Monthly Archives: August 2017

Sunday August 6, 2017

King-sized beds were invented for a reason. Our bedtime habits truly establish our tolerance threshold. If you are OK with your partner’s sack-time etiquette (or lack thereof)…then you might be destined for a long lasting relationship. If not, you are doomed. King-sized beds and separate bathrooms have been touted as saving graces. I wouldn’t have dreamed of separate bathrooms until this luxury presented itself in my most recent living space. Yes…give me a home where the buffalo roam, but make the privy a two-holer!

The strip you see here was inspired by a friend of mine. He once complained to me about his wife’s ability to swipe all the blankets in her sleep: she would roll toward him, tucking the blanket under her side. Then she would clutch the top of the remaining blanket and roll the other way, pulling everything with her. He called it "The Russell roll." (Russell is her maiden name). I thought it would make a great strip…but this is how the muse made it turn out.

Monday August 7, 2017

This didn’t happen, of course, but as Farley Mowat liked to say, "If it didn’t happen, it should have." The buildings at Camp Tillicum were old and in need of repairs, but nothing like this! Kids scoured the walls for knotholes hoping to see into the showers, and when none existed, stories were told anyway. I couldn’t help being a bit jealous of my kids’ camping days at Tillicum. This was a place where great memories–true and false, could be made.

Tuesday August 8, 2017

Because the Patterson house was a combination of two houses I had lived in, it was a real challenge when it came to renovating. The real house on which this aspect of the cartoon house was based had a bedroom on this side, and there was no room for an addition anyway. My head sometimes spun with the decisions I made, and the storylines I fabricated.

Sunday August 13, 2017

I have had yard sales. I have helped with yard sales. I now know they are far more trouble than they are worth. Still, the fun factor makes them a good idea anyway. One year, I joined the "5-Mile yard sale"; an event, that happened every three years or so on the 5-mile stretch of Macpherson Drive in Corbeil, Ontario. The word would go out and everyone on this country road would bring their stuff to the end of their driveway. This made for a great 5-mile walk as we perused each other’s cast-off clothing, kitchen gadgets, car parts, and other effluvia. I had my own pile of junk to sell, and found myself rooted to my post. When I told my kids they could keep what they earned by selling their unwanted toys, they volunteered to take over while I bumbled off down the road in search of treasure.

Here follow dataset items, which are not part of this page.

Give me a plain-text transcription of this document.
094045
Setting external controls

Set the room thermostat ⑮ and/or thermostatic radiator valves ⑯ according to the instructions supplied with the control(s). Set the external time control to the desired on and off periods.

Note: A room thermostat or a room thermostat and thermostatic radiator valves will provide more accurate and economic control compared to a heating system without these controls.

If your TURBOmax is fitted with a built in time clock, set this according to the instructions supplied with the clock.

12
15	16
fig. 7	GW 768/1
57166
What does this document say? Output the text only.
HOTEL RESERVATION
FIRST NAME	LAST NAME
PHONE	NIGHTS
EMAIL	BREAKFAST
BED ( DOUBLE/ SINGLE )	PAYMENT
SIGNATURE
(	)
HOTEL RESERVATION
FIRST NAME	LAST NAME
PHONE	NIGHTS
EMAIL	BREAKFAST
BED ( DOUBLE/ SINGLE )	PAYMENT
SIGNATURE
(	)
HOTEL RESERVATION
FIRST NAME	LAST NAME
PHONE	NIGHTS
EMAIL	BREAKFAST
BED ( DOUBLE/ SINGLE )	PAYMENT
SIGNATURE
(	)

I came home with a purse. When my husband saw the purse he laughed. He said all we were doing that day was exchanging junk! This was true. I told him that on my hike down the road, I had seen an old blue tractor for sale. He lit up. A few minutes later, he came back on the tractor as happy as a clam. I asked what he was going to do with a tractor. We had property, but weren’t farming or mowing it. He didn’t know. The thing is…he had always wanted to own a tractor. The moral of this story is: if your husband buys a tractor (that he doesn’t need) at a yard sale, you are free to buy whatever you darn well please from then on. A short while later, I came home with a puppy. Game on!

Wednesday August 16, 2017

This is me at the age of 9 or 10. I was the class clown. I remember a teacher using that old cliché: "We’re not laughing at you, we’re laughing with you." and I wanted to say, "No! I want you to laugh AT me!" I often thought kids hung with me because I was the one most likely to take a dare, break the rules, and get myself in trouble. I guess I was. It was a way to be where the action was!

Sunday August 27, 2017

Occasionally, I would use the strip for a personal rant. I got my point across to my family in a way that was, perhaps, more palatable than the real thing. Not to say that I didn’t rant about this for real. I did. The best part of putting real feelings out there…was the response I got from readers who said how true it was. Some said they had given this strip to the guilty parties to show their frustration. I had put their and my feelings in print. Somehow, seeing a situation on the comics page legitimized it.

Thursday August 31, 2017

I remember so clearly moving from Ridgeway Elementary School to Sutherland Senior Secondary. The girls were all beginning to mature. Our bodies were changing faster than the boys’ were, and suddenly our bodies were on display. This was my impression anyway. We had gone from being almost unisex beings–bumping into each other and roughhousing without too much interest in shape or size, to being physically checked out. Checked out, as in what are you wearing under what you are wearing? It wasn’t just the boys checking out the girls, it was everyone checking out everyone else. We were all changing and we wanted to know who was in the lead and who was lagging.